Funny, insightful, knows his way around a metaphor, a little bit dirty and he’d sort out my wardrobe. Dammit, maybe I do want to marry him. I think I just got Goked.
“Irish women are very beauty conscious and are taking great care with their skin care and beauty routines. I think the biggest challenge we are all constantly facing though is time. Whether it’s career, family or a hectic mix of everything, our lives are spent juggling so so much and trying to find time to fit it all in. So, make up has got to be kept simple — impactful and always beautiful — but as simple as possible. I will be doing a demo at our Gok Wan & Danielle Mahon Fashion and Beauty Collective Events that will provide everyone with totally usable tips to improve their own skin care.”
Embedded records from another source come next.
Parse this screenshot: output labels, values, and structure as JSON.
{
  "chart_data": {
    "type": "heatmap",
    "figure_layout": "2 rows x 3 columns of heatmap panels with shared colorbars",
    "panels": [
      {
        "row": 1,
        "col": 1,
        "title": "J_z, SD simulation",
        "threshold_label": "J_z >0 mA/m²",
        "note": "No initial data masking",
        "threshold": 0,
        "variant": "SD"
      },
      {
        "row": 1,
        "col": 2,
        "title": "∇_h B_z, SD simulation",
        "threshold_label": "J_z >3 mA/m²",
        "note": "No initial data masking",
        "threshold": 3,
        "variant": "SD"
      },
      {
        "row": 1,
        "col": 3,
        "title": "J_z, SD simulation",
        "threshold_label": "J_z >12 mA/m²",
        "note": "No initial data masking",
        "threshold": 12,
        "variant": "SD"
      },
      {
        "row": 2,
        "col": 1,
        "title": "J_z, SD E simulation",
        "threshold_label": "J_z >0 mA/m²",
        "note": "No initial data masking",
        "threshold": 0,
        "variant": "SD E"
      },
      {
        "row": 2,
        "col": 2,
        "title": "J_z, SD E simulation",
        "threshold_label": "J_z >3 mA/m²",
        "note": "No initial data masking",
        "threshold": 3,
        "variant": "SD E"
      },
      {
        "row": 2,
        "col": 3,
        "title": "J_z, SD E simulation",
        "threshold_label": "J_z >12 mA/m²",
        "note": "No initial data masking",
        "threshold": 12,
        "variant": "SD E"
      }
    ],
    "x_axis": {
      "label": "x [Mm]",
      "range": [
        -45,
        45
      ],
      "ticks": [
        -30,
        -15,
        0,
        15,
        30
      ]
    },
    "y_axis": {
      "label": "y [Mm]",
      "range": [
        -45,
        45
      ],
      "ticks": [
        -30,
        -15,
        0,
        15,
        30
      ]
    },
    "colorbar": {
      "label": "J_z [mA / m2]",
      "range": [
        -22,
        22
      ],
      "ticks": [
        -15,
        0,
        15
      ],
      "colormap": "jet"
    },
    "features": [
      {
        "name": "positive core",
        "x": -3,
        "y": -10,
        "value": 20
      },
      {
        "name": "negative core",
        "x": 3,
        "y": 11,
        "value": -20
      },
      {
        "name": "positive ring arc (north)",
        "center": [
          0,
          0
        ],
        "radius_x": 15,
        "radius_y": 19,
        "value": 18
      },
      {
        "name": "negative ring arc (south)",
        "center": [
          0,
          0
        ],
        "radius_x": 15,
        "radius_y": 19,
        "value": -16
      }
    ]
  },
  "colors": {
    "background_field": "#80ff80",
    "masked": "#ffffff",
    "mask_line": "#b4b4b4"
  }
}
Danielle Mahon’s beauty tips for over 40s:
“The key to beautiful skin and makeup is hydration. The only skincare brand that has never failed me is Shiseido. My ‘Top Tip’ product is their Beauty Sleeping Mask. In terms of makeup, less is more, enhance your skin rather than masking it.
“I love Shiseido’s Future Solution LX Total Radiance Foundation and their Sheer Eyezone Corrector is the perfect hydrating concealer.”
- Gok Wan and Danielle Mahon Fashion & Beauty Collective Shows take place on: March 4, Clayton Hotel, Sligo; April 21, Clontarf Castle, Dublin; Sunday April 22, Rochestown Park Hotel, Cork.